SINGAPORE - Commodities trader Olam International announced on Friday that its net profit for the fourth quarter ended December 31, fell 12 per cent to $118.74 million from the year-ago period, largely due to the adverse impact of sharp currency devaluation across major markets.
Revenue increased by 8.3 per cent to $4.9 billion year-on-year. Earnings Before Interest, Tax, Depreciation and Amortisation (EBITDA) was down 10.3 per cent to $283.2 million after an estimated net adverse impact of approximately $30 million.
Olam blamed this on "severe and concurrent currency devaluation against the US dollar across major markets, including Russia, Nigeria, Brazil and Australia and to a lesser extent Turkey, Mozambique and Indonesia.

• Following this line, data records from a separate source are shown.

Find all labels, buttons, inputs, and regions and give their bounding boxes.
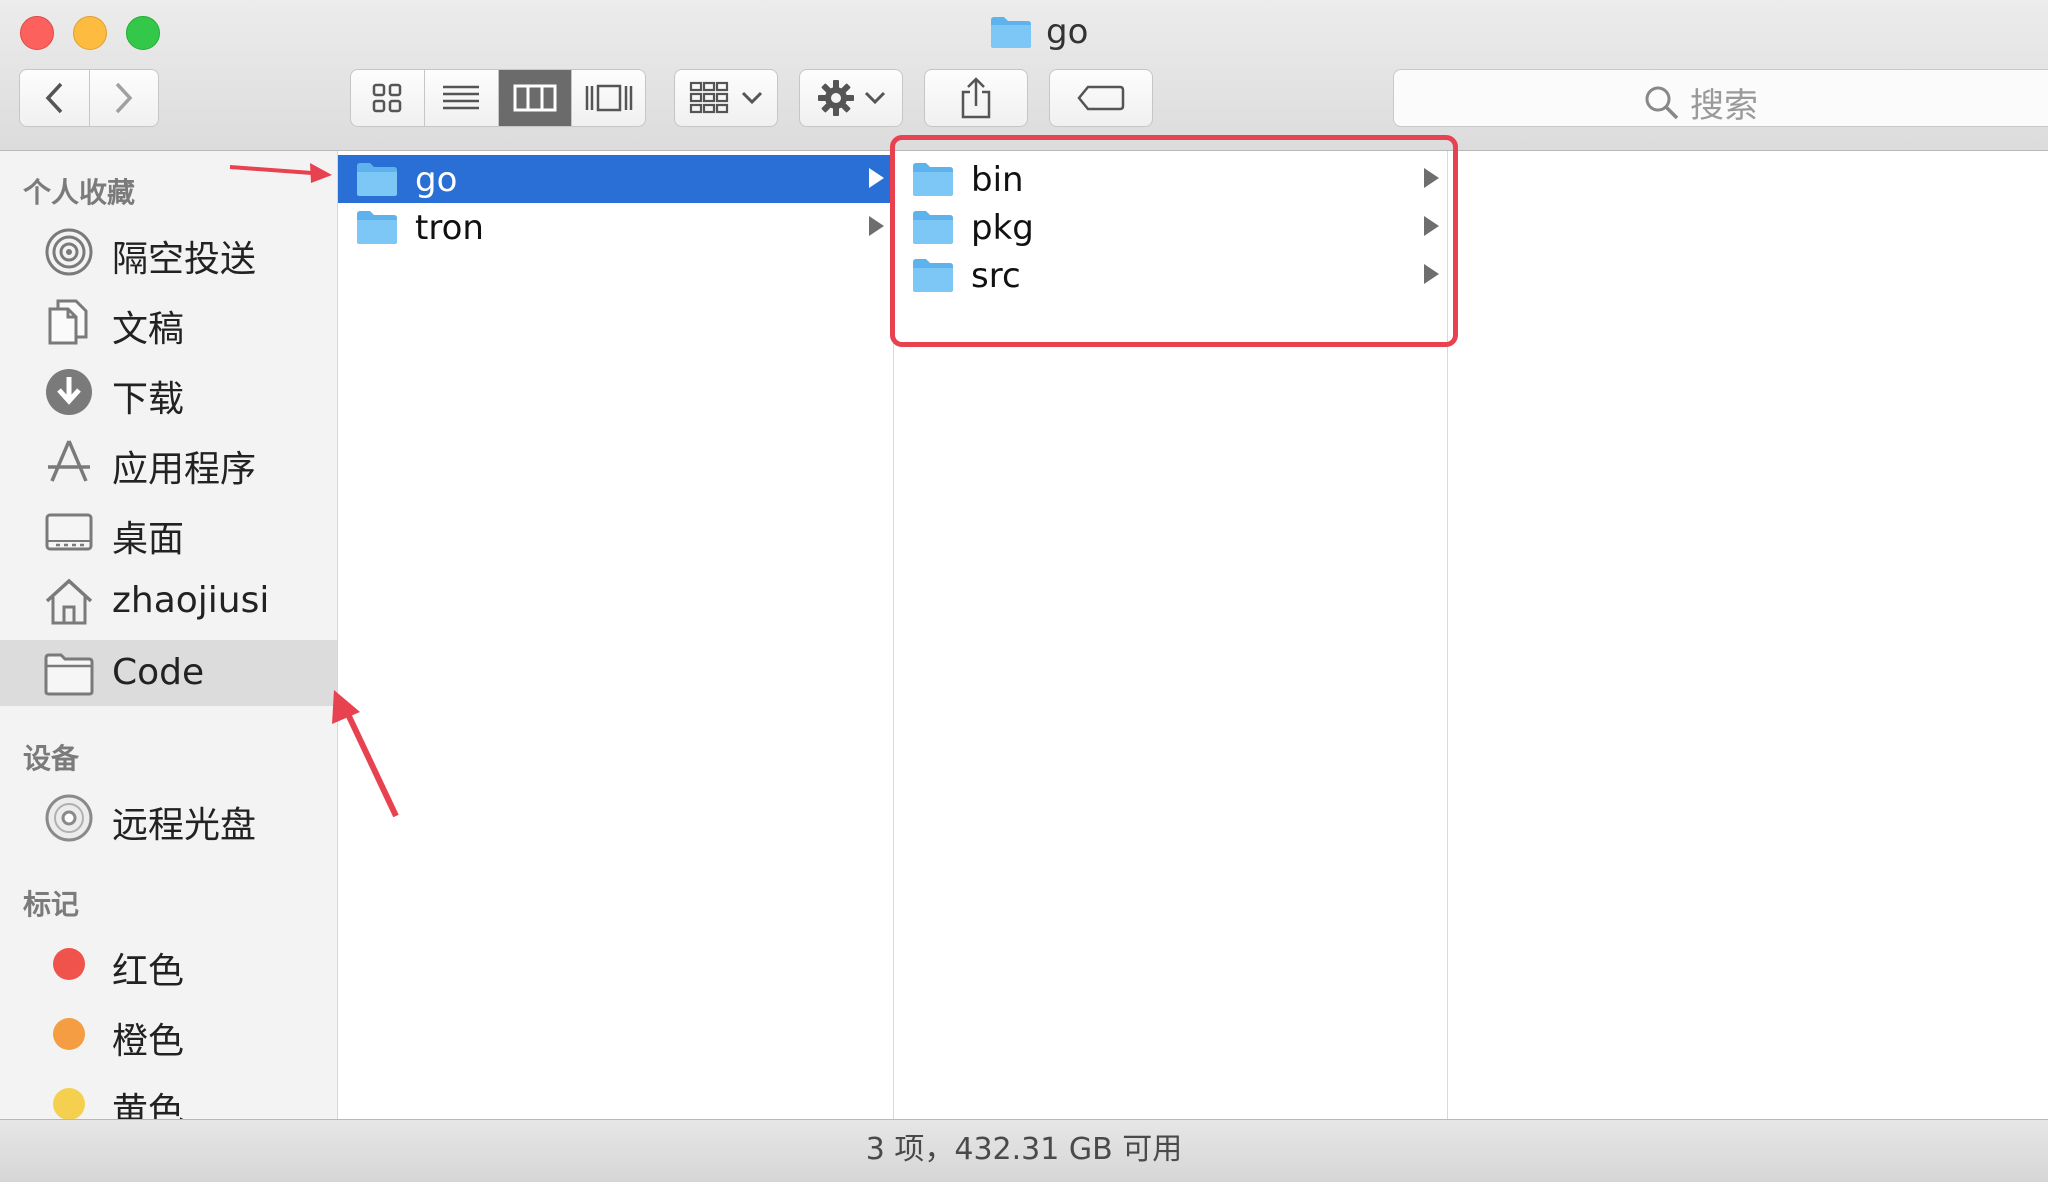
section-title-tags: 标记: [23, 888, 80, 921]
search-input[interactable]: 搜索: [1393, 69, 2048, 127]
browser-column-3: [1448, 151, 2048, 1119]
sidebar-item-code[interactable]: Code: [0, 640, 337, 706]
sidebar-item-label: 文稿: [112, 309, 185, 350]
sidebar-item-label: 黄色: [112, 1091, 185, 1119]
sidebar-item-label: 桌面: [112, 519, 185, 560]
forward-button[interactable]: [89, 70, 158, 126]
toolbar: go 搜索: [0, 0, 2048, 151]
sidebar-item-label: Code: [112, 652, 205, 693]
share-button[interactable]: [924, 69, 1028, 127]
sidebar: 个人收藏 隔空投送 文稿 下载 应用程序 桌面 zhaojiusi Code 设…: [0, 151, 338, 1119]
icon-view-button[interactable]: [351, 70, 425, 126]
chevron-left-icon: [45, 82, 63, 114]
cover-flow-icon: [585, 84, 632, 112]
red-tag-dot: [53, 948, 85, 980]
sidebar-item-remote-disc[interactable]: 远程光盘: [0, 784, 337, 850]
list-view-button[interactable]: [424, 70, 499, 126]
folder-row-tron[interactable]: tron: [338, 203, 893, 251]
search-placeholder: 搜索: [1690, 86, 1758, 126]
cover-flow-button[interactable]: [572, 70, 645, 126]
column-view-icon: [513, 84, 557, 112]
folder-row-go[interactable]: go: [338, 155, 893, 203]
sidebar-item-label: zhaojiusi: [112, 580, 270, 621]
view-mode-switcher: [350, 69, 646, 127]
download-icon: [44, 367, 94, 417]
nav-buttons: [19, 69, 159, 127]
close-window-button[interactable]: [20, 16, 54, 50]
minimize-window-button[interactable]: [73, 16, 107, 50]
folder-icon: [357, 211, 397, 244]
icon-view-icon: [373, 83, 402, 113]
sidebar-item-applications[interactable]: 应用程序: [0, 428, 337, 494]
orange-tag-dot: [53, 1018, 85, 1050]
folder-icon: [357, 163, 397, 196]
window-title: go: [990, 12, 1088, 52]
finder-window: go 搜索 个人收藏 隔空投送 文稿 下载 应用程序 桌面 zhaojiusi …: [0, 0, 2048, 1182]
zoom-window-button[interactable]: [126, 16, 160, 50]
browser-column-1: go tron: [338, 151, 894, 1119]
status-text: 3 项，432.31 GB 可用: [865, 1132, 1183, 1167]
sidebar-item-label: 下载: [112, 379, 185, 420]
applications-icon: [44, 437, 94, 487]
home-icon: [44, 577, 94, 627]
sidebar-item-airdrop[interactable]: 隔空投送: [0, 218, 337, 284]
folder-icon: [991, 17, 1031, 48]
documents-icon: [44, 297, 94, 347]
section-title-favorites: 个人收藏: [23, 176, 136, 209]
sidebar-item-tag-yellow[interactable]: 黄色: [0, 1070, 337, 1119]
section-title-devices: 设备: [23, 742, 80, 775]
search-icon: [1645, 86, 1679, 119]
folder-name: tron: [415, 208, 484, 248]
folder-icon: [44, 649, 94, 699]
sidebar-item-tag-red[interactable]: 红色: [0, 930, 337, 996]
folder-name: go: [415, 160, 458, 200]
disclosure-arrow-icon: [869, 216, 884, 236]
tag-icon: [1077, 85, 1125, 111]
column-view-button[interactable]: [498, 70, 573, 126]
action-button[interactable]: [799, 69, 903, 127]
arrange-button[interactable]: [674, 69, 778, 127]
sidebar-item-downloads[interactable]: 下载: [0, 358, 337, 424]
sidebar-item-label: 橙色: [112, 1021, 185, 1062]
sidebar-item-label: 红色: [112, 951, 185, 992]
tag-button[interactable]: [1049, 69, 1153, 127]
sidebar-item-label: 应用程序: [112, 449, 257, 490]
annotation-highlight-box: [890, 135, 1458, 347]
share-icon: [961, 77, 991, 119]
chevron-down-icon: [741, 91, 763, 105]
chevron-right-icon: [115, 82, 133, 114]
sidebar-item-label: 隔空投送: [112, 239, 257, 280]
yellow-tag-dot: [53, 1088, 85, 1119]
sidebar-item-home[interactable]: zhaojiusi: [0, 568, 337, 634]
desktop-icon: [44, 507, 94, 557]
sidebar-item-tag-orange[interactable]: 橙色: [0, 1000, 337, 1066]
status-bar: 3 项，432.31 GB 可用: [0, 1119, 2048, 1182]
sidebar-item-desktop[interactable]: 桌面: [0, 498, 337, 564]
list-view-icon: [443, 85, 480, 110]
back-button[interactable]: [20, 70, 90, 126]
sidebar-item-documents[interactable]: 文稿: [0, 288, 337, 354]
window-title-text: go: [1046, 12, 1089, 52]
sidebar-item-label: 远程光盘: [112, 805, 257, 846]
arrange-grid-icon: [689, 81, 729, 114]
remote-disc-icon: [44, 793, 94, 843]
airdrop-icon: [44, 227, 94, 277]
disclosure-arrow-icon: [869, 168, 884, 188]
chevron-down-icon: [864, 91, 886, 105]
gear-icon: [818, 80, 854, 116]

There was also net loss of $12.0 million on the fair valuation of biological assets, compared to a net loss of $15.4 million a year ago, as most of its Australian almond plantation estates achieved peak maturity. This was partially offset by higher net fair value gains in upstream dairy operations in Russia.
For the second half-year, net profit fell 9.7 per cent to $163.03 million. Sales volume declined 11.6 per cent from a year ago as a result of the company's strategy to grow in prioritised platforms while reducing volumes from lower margin businesses. Despite lower volumes, revenue increased by 4.0 per cent to $9.2 billion due to a sharp increase in commodity prices of almonds, hazelnuts, cocoa and coffee.
Olam said it generated positive free cash flow in the six months, and has brought net gearing, a gauge of financial leverage, to 1.85 times from 2.06 times a year earlier, well below the target set for 2016 of below 2.0 times.